Ce qu’il faut comprendre dans les premières années de l’écologie politique en France, c’est qu’il est impossible de séparer la forme et le contenu de sa politisation. Les revendications politiques des premiers « écolos » sont inséparables de la définition formelle de son activité militante. C’est en comprenant ce contre quoi l’écologie se défend qu’il est possible de comprendre quelle théorie, quelle forme politique la sous-tend. L’écologie ne fait pas son apparition en terrain vierge : elle puise dans une tradition politique vaste et plurielle pour en proposer, de façon syncrétique, une version originale. Elle hérite donc des formes d’expression politique qui l’ont précédée pour proposer une nouvelle culture politique, dans une tension perpétuelle avec la tentation de l’apolitisme.

En effet, la politisation de l’écologie est un phénomène qui ne va pas de soi. Pour vivre en écologiste, pourquoi ne pas simplement s’en remettre à une retraite individuelle à la Thoreau ? Plus précisément, l’écologie politique entretient des rapports complexe aux formes militantes traditionnelles de la gauche, qui, à l’image du socialisme, cherche avant tout un accès au pouvoir. Or l’écologie politique se présente d’emblée sous les traits d’une volonté collective de pression, plus que d’accès au gouvernement.
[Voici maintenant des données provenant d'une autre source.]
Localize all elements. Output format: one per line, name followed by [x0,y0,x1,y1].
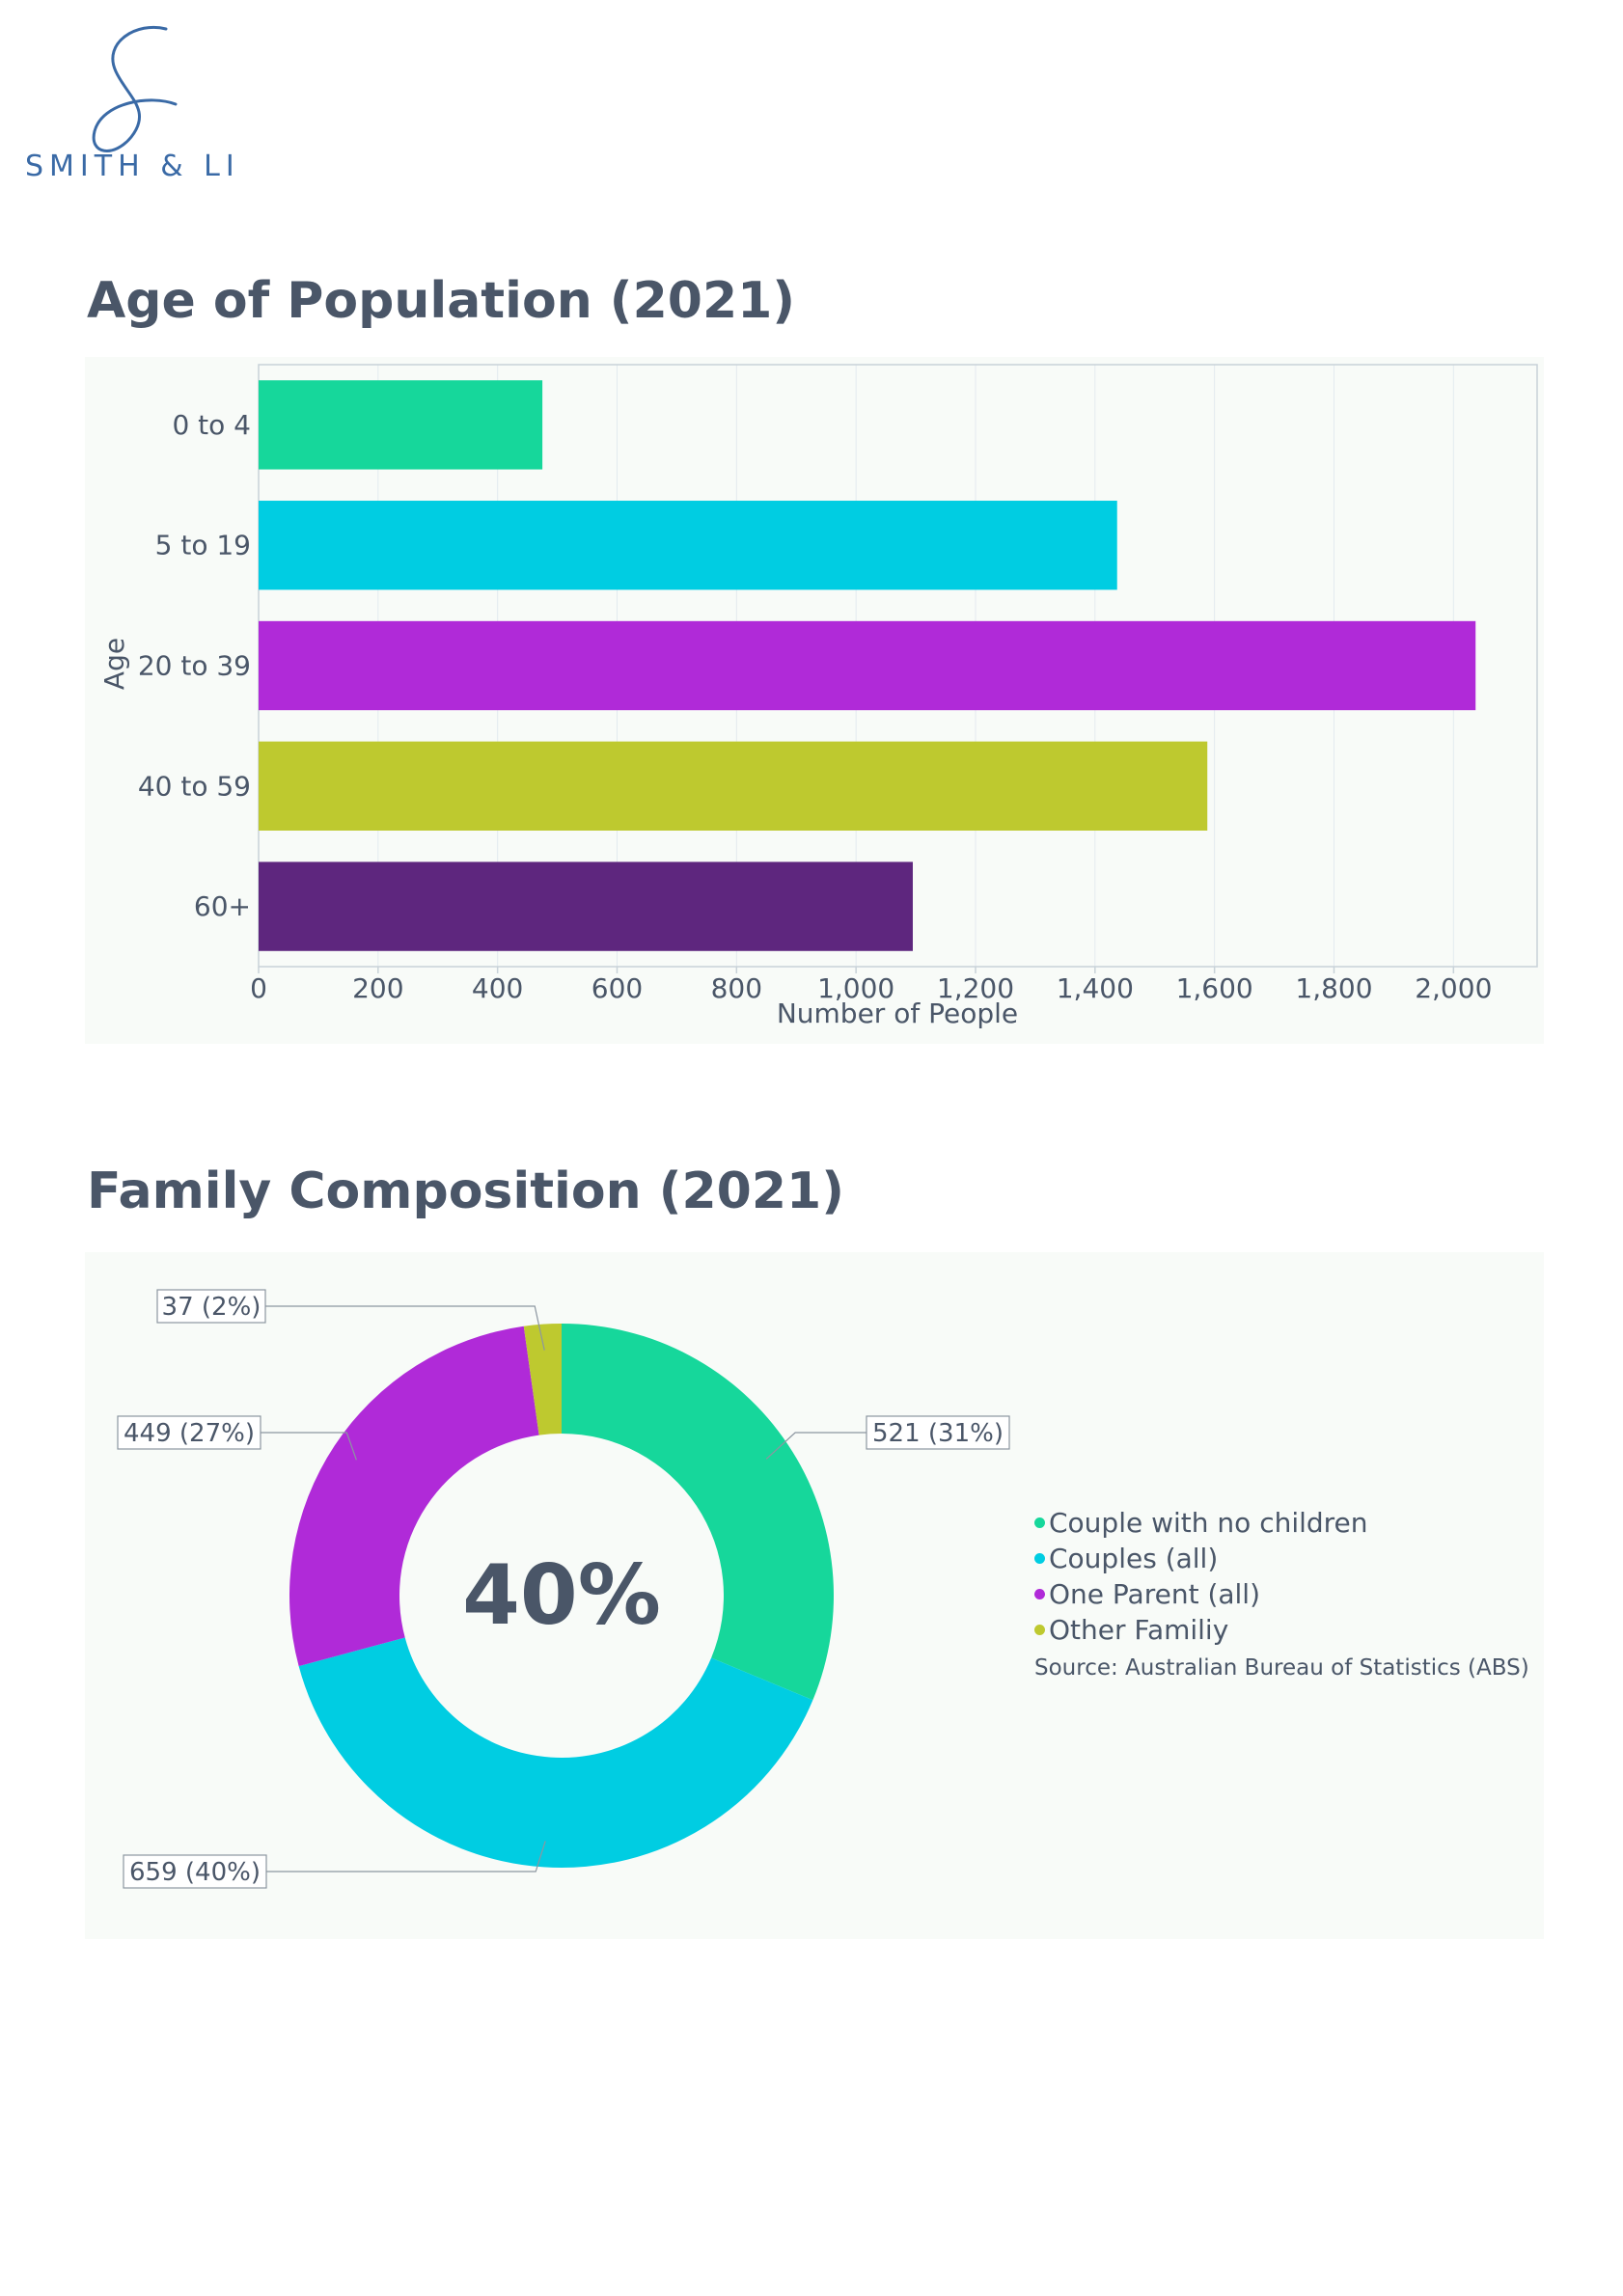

À quel titre pouvons-nous cependant parler d’un ancrage à gauche de l’écologie politique ? Une ébauche de réponse est à trouver dans la réinterprétation écologique des problèmes diagnostiqués par la tradition socialiste depuis Marx : l’aliénation et la domination – et plus précisément leur renouvellement dans le cadre de la société industrielle avancée. L’hypothèse militante des premières années de l’écologie politique est qu’on ne peut s’en remettre uniquement aux outils politiques du socialisme : il importe de formuler une réponse écologique aux nouvelles dynamiques d’« arraisonnement » (Heidegger) et de « réification » (Lukács) de l’homme dans l’état actuel de la société.

Il s’agit alors pour l’écologie de formuler une proposition politique cohérente avec ce renouvellement et cette reformulation des enjeux socialistes, en puisant notamment dans la tradition libertaire et autonomiste. Pour se confronter à des enjeux qui lui sont propres, il importe de constituer une nouvelle culture politique, à l’opposé de la tentation socialiste à l’égard de la technocratie et de la hiérarchie. On comprend d’emblée les difficultés avec lesquelles l’écologie politique a appréhendé la question de la prise du pouvoir.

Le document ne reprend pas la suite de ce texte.